Es ist also fragwürdig, ob man andere Lebewesen derart benutzen und ausbeuten darf, nur weil sie uns unterlegen sind. Müssten Tiere im Grunde dann nicht sogar die gleichen Rechte haben wie Menschen? Denn im Grund sind wir ja auch nur Tiere.
Wir sind natürlich diejenigen Tiere, die sich Fragen dieser Art überhaupt stellen können. Wir sind moralfähige, normativ verantwortungsfähige Tiere. Trotzdem glaube ich, dass das kein Grund ist, wenn ein Tier leiden, aber moralisch nicht nachdenken kann, dass wir es dann moralisch nicht berücksichtigen müssen.
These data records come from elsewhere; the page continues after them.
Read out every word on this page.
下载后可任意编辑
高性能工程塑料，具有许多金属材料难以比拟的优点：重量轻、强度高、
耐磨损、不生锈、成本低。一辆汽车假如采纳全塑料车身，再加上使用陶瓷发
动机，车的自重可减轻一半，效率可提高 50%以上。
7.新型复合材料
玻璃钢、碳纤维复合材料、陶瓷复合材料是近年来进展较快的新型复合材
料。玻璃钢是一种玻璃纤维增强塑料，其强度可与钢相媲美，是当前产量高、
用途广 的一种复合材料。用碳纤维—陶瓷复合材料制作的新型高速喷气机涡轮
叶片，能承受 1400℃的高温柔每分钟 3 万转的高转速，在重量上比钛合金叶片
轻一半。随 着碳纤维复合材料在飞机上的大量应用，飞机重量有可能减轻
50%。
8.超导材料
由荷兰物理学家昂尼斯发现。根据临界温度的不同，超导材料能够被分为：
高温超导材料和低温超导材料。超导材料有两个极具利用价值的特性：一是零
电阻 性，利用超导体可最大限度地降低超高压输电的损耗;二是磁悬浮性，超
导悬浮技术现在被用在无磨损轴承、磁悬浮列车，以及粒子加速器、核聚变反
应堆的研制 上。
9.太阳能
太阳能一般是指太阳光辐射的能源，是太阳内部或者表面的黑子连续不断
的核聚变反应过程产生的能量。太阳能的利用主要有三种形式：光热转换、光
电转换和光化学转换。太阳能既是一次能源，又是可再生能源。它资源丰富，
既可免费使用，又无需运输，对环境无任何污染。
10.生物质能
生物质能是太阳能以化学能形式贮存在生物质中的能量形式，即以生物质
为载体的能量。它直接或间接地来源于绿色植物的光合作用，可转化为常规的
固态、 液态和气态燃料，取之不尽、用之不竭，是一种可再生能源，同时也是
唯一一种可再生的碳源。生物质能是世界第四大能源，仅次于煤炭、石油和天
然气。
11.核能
Wenn ein Tier ähnlich moralisch erhebliche Interessen hat wie wir und wir sagen, diese Interessen schützen wir mit Menschenrechten, dann müssten wir analog die Interessen der Tiere mit Tierrechten schützen. So gesehen ist tatsächlich der moralische Stellenwert eines Lebewesens unabhängig davon, von welcher Art dieses Wesen ist. Wichtig sind dann die Interessen, die für dieses Lebewesen auf dem Spiel stehen. Trotzdem sage ich nicht, dass Tiere eine Gleichbehandlung in jeder Hinsicht erwarten dürfen. Menschen haben anspruchsvollere Fähigkeiten, die auch auf andere Weise verletzt werden können. Eingriffe in unsere Autonomie sind zum Beispiel etwas anderes als Eingriffe in die Bewegungsfreiheit von Tieren. Wenn wir echte moralische Konflikte haben, wenn zum Beispiel Leben gegen Leben steht, dann sollte man ein Tier opfern und nicht einen Menschen. Es geht auch um die allgemeine Achtung, die wir Menschen einander schulden. In einem Fall, wo ohnehin ein Leben verloren geht, sollten wir Angehörige unserer eigenen Art vorziehen. So ein Konfliktfall ist aber so gut wie nie gegeben, wenn Menschen sich herausnehmen, Tiere zu töten oder zu quälen.